The AI sphere is abuzz lately with news and rumors that the latest Google TPU, Ironwood, is powering the Gemini3 model, outpacing OpenAI on many metrics including intelligence and performance. Now, The Information, echoed by Bloomberg and CNBC, is reporting that Alphabet’s Google is preparing to make its TPUs available beyond Google Cloud, with Meta Platforms as the lead design win. Google is also rumored to be pitching the Ironwood Pod to other hyperscalers and large enterprises as an Nvidia alternative. Consequently, Alphabet is up nearly 50% over the last month, while Nvidia is down over 7%. But another shoe is about to drop. (Note that this story contains my analyst speculation.)

The Ironwood TPU Pod. GOOGLE
My Take
Historically, TPUs have been confined to Google’s own fleet and exposed only as a managed service on Google Cloud. This barrier has limited TPUs to Google’s own workloads, primarily. But now, Google is rumored to be actively pitching on‑prem or colocation TPU deployments inside customers’ own facilities, including banks, HFT shops, and large cloud customers.
Given the specs on Ironwood, with 9216 TPUs in a Pod connected over optical fiber switched networks, is Google’s first TPU designed explicitly for the “age of inference.
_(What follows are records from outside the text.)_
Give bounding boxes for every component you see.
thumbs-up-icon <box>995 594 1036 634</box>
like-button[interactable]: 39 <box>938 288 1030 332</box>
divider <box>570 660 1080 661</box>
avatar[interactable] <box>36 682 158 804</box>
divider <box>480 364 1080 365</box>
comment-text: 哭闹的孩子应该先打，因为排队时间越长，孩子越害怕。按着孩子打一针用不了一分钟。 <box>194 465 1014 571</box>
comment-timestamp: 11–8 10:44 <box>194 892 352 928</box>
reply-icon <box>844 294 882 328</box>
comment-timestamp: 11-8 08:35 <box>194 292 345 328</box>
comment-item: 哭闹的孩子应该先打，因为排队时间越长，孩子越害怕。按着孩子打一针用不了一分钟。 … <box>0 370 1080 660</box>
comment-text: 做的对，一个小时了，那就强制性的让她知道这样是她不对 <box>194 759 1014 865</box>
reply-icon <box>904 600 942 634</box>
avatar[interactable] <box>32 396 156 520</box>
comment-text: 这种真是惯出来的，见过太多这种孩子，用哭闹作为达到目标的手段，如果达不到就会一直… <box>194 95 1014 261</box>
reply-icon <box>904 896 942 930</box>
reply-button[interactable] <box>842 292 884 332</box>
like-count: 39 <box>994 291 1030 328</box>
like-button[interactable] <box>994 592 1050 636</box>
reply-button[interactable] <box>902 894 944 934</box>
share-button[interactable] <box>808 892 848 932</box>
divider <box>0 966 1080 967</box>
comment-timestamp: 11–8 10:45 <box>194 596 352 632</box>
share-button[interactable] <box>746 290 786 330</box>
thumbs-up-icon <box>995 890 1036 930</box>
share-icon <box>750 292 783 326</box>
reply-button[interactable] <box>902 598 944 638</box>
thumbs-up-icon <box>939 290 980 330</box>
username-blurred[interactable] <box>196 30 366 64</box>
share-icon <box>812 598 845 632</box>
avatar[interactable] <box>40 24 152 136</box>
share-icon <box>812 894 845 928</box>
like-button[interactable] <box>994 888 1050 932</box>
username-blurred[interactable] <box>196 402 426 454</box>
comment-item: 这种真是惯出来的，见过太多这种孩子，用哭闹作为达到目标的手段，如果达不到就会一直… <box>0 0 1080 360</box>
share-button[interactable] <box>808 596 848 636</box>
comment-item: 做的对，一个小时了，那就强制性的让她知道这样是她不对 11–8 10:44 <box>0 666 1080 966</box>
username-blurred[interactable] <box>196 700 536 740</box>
Internal Google Cloud forecasts cited in press reports suggest Google management believes that broader TPU adoption could capture on the order of 10% of Nvidia’s current data‑center revenue run‑rate over time, which would imply tens of billions in prospective annual TPU revenue could be had, if the strategy rolls out.
The Other Shoe
The current wet-concrete negotiations described in the press are between Google and Meta; there is no public indication that Amazon Web Services (AWS) Amazon.com, Inc. or Microsoft Azure (Microsoft Microsoft Corporation) are close to offering native TPU instances in their own clouds. However, I did see one breadcrumb on the floor of SuperComputing last week in St. Louis.
Cirrascale, a high-performance specialized cloud service provider, had the Google Cloud Logo on their booth. While the staff was clear that nothing further could be shared without an NDA, I have to wonder if Cirrascale was planning to announce the deal with Google Cloud before a slight snag in timing occurred. Booth property already having been ordered and delivered, the image below suggests that they have a deal. Which begs the question, “Who else?” has such an arrangement and when might the news go live.
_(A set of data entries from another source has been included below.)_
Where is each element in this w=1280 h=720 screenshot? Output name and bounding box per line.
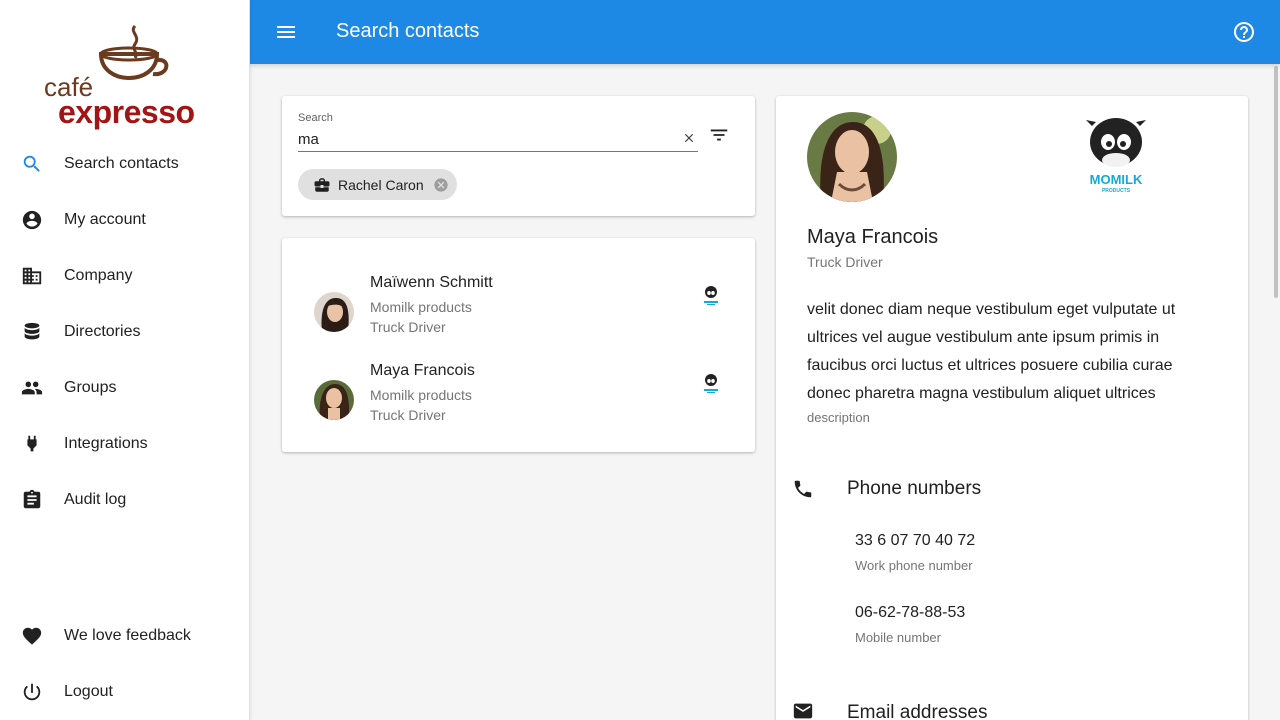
briefcase-icon [312,176,332,194]
nav-item-integrations[interactable]: Integrations [0,420,250,468]
people-icon [0,377,64,399]
phone-icon [792,478,814,500]
filter-chip[interactable]: Rachel Caron [298,169,457,200]
nav-item-directories[interactable]: Directories [0,308,250,356]
nav-label: My account [64,211,146,228]
cafe-expresso-logo[interactable]: café expresso [40,24,200,130]
logo-expresso-text: expresso [58,94,195,130]
nav-label: Audit log [64,491,127,508]
chip-label: Rachel Caron [338,176,424,193]
phone-number[interactable]: 33 6 07 70 40 72 [855,532,975,550]
navigation-drawer: café expresso Search contacts My account… [0,0,250,720]
account-circle-icon [0,209,64,231]
clipboard-icon [0,489,64,511]
nav-item-search-contacts[interactable]: Search contacts [0,140,250,188]
nav-label: Search contacts [64,155,179,172]
nav-label: We love feedback [64,627,191,644]
nav-label: Logout [64,683,113,700]
search-icon [0,153,64,175]
contact-detail-card: MOMILK PRODUCTS Maya Francois Truck Driv… [776,96,1248,720]
results-list: Maïwenn Schmitt Momilk products Truck Dr… [282,238,755,452]
contact-name: Maïwenn Schmitt [370,274,493,291]
company-logo-icon [700,372,722,396]
phone-number[interactable]: 06-62-78-88-53 [855,604,965,622]
search-input[interactable] [298,128,698,152]
contact-name: Maya Francois [807,226,939,248]
filter-icon[interactable] [708,124,730,146]
search-field-label: Search [298,112,333,124]
company-logo-text: MOMILK [1090,172,1143,187]
scrollbar-thumb[interactable] [1274,66,1278,298]
nav-item-audit-log[interactable]: Audit log [0,476,250,524]
nav-label: Company [64,267,133,284]
contact-photo [807,112,897,202]
clear-search-icon[interactable] [682,131,696,145]
page-title: Search contacts [336,20,480,42]
chip-remove-icon[interactable] [433,177,449,193]
app-bar: Search contacts [250,0,1280,64]
page-scrollbar[interactable] [1272,64,1280,720]
nav-item-feedback[interactable]: We love feedback [0,612,250,660]
nav-item-company[interactable]: Company [0,252,250,300]
company-logo-subtext: PRODUCTS [1102,188,1131,194]
nav-label: Integrations [64,435,148,452]
plug-icon [0,433,64,455]
coffee-cup-icon [98,24,169,80]
contact-job-title: Truck Driver [370,407,446,423]
list-item[interactable]: Maya Francois Momilk products Truck Driv… [282,362,755,442]
contact-company: Momilk products [370,387,472,403]
company-logo: MOMILK PRODUCTS [1082,116,1150,196]
power-icon [0,681,64,703]
nav-item-logout[interactable]: Logout [0,668,250,716]
nav-label: Directories [64,323,141,340]
description-label: description [807,410,870,425]
nav-item-my-account[interactable]: My account [0,196,250,244]
heart-icon [0,625,64,647]
help-icon[interactable] [1232,20,1256,44]
list-item[interactable]: Maïwenn Schmitt Momilk products Truck Dr… [282,274,755,354]
database-icon [0,321,64,343]
nav-label: Groups [64,379,117,396]
email-icon [792,700,814,720]
business-icon [0,265,64,287]
contact-company: Momilk products [370,299,472,315]
nav-item-groups[interactable]: Groups [0,364,250,412]
avatar [314,380,354,420]
contact-job-title: Truck Driver [807,254,883,270]
avatar [314,292,354,332]
contact-name: Maya Francois [370,362,475,379]
company-logo-icon [700,284,722,308]
contact-job-title: Truck Driver [370,319,446,335]
search-card: Search Rachel Caron [282,96,755,216]
menu-icon[interactable] [274,20,298,44]
email-addresses-heading: Email addresses [847,702,988,720]
phone-numbers-heading: Phone numbers [847,478,982,499]
contact-description: velit donec diam neque vestibulum eget v… [807,301,1176,402]
phone-number-label: Mobile number [855,630,941,645]
phone-number-label: Work phone number [855,558,973,573]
Cirrascale showed the Google Cloud Logo at SC25. THE AUTHOR
Strategic Context
Meta’s interest is framed alongside other marquee external users. For example, Apple reportedly used large TPUv4/v5p clusters for training Apple Intelligence models via the Google Cloud. Commentaries on the “AI chip wars” argue that multi‑cloud AI customers want a second source to Nvidia that is available at meaningful scale; TPU externalization plus Meta‑scale reference deployments are seen as Google’s attempt to become that second source, potentially shifting some AI capex away from Nvidia and potentially AMD toward Alphabet if Google’s silicon and software stack prove competitive.
I would note that Google cannot currently match the Nvidia AI Ecosystem, nor its pervasive software stack. So, if my hunch is accurate, this should be seen as an inevitable evolution in the AI ecosystem and supply chain caused more by supply/demand imbalances rather than a competitive deficiency in Nvidia GPUs.
Disclosures: This article expresses the opinions of the author and is not to be taken as advice to purchase from or invest in the companies mentioned. My firm, Cambrian-AI Research, is fortunate to have many semiconductor firms as our clients, including Baya Systems BrainChip, Cadence, Cerebras Systems, D-Matrix, Esperanto, Flex, Groq, IBM, Intel, Micron, NVIDIA, Qualcomm, Graphcore, SImA.ai, Synopsys, Tenstorrent, Ventana Microsystems, and scores of investors.